More simulation details are shown in Supporting Information S3.6.

Discussion

In this work, we have introduced MGNN, a Graph Neural Network framework specifically designed for the rapid and accurate prediction of molecular properties. MGNN achieves multiple state-of-the-art results on the QM9 dataset and demonstrates comparable errors to the most recent state-of-the-art models on the revised MD17 dataset. On small molecule MD17-ethanol dataset for stability tests, MGNN shows lower energy errors, lower force errors, and highest stability value. On the 3BPA dataset, the generalization performance of MGNN is validated. On the HEA25 dataset, the learning and computational efficiency of MGNN is demonstrated.

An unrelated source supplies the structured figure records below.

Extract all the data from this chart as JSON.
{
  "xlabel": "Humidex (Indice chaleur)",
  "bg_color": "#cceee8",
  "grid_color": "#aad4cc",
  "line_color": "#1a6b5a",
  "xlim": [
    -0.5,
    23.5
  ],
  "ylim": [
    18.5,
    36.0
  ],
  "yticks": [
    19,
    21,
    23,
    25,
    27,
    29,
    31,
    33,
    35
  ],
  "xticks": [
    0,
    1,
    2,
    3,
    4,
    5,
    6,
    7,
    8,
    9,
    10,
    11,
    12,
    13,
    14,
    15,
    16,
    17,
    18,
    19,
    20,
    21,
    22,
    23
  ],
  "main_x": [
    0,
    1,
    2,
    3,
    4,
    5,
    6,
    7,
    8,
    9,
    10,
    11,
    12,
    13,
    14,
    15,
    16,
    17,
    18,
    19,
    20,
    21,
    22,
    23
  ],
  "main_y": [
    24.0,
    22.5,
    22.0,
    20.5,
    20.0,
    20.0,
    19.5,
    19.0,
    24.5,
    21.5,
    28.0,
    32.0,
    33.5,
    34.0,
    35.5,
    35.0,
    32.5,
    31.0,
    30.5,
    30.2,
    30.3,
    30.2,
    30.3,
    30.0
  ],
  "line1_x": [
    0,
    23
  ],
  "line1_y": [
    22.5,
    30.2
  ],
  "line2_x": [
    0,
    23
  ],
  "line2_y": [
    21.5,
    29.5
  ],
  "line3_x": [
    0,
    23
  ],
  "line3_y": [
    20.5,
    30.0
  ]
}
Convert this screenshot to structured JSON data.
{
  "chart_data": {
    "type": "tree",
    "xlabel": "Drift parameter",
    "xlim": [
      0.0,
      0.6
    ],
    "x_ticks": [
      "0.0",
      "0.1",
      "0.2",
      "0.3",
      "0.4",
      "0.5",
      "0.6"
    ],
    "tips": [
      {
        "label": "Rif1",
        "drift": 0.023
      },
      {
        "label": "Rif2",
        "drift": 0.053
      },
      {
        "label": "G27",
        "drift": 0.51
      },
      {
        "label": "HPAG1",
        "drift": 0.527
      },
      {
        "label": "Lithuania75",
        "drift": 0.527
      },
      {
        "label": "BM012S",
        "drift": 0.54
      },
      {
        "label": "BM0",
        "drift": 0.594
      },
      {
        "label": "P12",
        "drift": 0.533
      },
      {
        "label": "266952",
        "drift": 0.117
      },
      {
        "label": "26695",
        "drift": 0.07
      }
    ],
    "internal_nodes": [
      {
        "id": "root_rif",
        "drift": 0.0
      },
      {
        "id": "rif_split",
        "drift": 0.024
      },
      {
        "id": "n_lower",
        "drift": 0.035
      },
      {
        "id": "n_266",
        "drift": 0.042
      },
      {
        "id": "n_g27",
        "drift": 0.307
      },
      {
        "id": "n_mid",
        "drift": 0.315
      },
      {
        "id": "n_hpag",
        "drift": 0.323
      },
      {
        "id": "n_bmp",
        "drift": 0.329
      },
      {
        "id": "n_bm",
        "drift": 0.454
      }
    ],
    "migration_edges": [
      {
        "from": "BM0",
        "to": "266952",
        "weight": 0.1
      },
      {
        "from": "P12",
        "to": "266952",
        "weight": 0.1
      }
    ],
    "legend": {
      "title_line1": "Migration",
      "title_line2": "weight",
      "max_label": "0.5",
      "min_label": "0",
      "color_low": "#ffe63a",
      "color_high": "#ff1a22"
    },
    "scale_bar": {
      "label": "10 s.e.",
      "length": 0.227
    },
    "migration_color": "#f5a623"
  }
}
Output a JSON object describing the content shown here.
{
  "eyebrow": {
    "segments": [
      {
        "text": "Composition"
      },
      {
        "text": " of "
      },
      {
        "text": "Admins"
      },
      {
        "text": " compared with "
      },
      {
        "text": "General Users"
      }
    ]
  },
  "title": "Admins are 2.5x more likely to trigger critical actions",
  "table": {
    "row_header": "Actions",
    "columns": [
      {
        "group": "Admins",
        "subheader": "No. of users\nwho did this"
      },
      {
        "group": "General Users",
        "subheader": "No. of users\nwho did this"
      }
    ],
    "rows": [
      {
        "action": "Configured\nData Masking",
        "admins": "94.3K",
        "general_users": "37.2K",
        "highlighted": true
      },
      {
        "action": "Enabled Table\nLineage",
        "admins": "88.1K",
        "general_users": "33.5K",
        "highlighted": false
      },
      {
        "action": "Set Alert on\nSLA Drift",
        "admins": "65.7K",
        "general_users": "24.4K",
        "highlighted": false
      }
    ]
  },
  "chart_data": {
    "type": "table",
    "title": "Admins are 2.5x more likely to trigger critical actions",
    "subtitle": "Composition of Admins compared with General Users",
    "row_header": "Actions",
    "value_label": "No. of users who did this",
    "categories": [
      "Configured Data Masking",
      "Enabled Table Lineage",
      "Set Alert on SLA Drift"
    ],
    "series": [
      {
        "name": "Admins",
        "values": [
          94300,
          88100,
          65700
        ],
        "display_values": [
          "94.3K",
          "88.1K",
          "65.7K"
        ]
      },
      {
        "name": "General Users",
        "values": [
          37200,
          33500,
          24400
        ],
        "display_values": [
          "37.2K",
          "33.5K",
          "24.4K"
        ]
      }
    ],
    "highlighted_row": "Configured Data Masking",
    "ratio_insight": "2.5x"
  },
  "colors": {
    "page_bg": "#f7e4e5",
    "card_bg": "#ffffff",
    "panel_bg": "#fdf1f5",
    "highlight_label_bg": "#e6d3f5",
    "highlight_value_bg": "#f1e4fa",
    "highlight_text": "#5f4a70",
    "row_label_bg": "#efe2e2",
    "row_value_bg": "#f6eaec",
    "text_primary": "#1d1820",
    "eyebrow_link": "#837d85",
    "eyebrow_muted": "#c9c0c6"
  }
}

Finally, MGNN delivers remarkable consistency with ab-initio calculations, particularly in modeling the migration of lithium ions in electrolytes and in the calculation of infrared and Raman spectra of ethanol.

MGNN’s output module is adept at interfacing with both vector and tensor modules, which enables the model to tailor its output representation to the property being predicted. While our approach does not incorporate vector computations within the molecular representation learning process, the inclusion of these computations in the final output module significantly enhances the model’s computational efficiency. This is exemplified in our application of MGNN to predict vector and tensor features of molecules, such as the dipole moment and polarizability, which are crucial for computing the infrared and Raman spectra of molecules like ethanol in vacuum conditions.

Looking ahead, the potential applications of MGNN are vast and varied, extending to areas such as molecular generation and wavefunction prediction. The rapid and accurate prediction of molecular properties is contingent upon highly precise reference methods, which often come with a high computational cost. As such, machine learning models like MGNN stand to play a pivotal role in surmounting these challenges, thereby driving forward the frontier of computational chemistry and materials science research.

Methods

QM9

The QM9 data set⁴² consists of 130,831 optimized structures of molecules that contain up to 9 heavy elements from C, N, O and F. On top of the structures, several quantum-chemical properties computed at the DFT B3LYP/6-31 G(2df,p) level of theory are provided.

We use the MGNN model with a cutoff of 5 Å, F = 512, (beta) = 8, and 3 layers. More training details are provided in Supporting Information S3.2.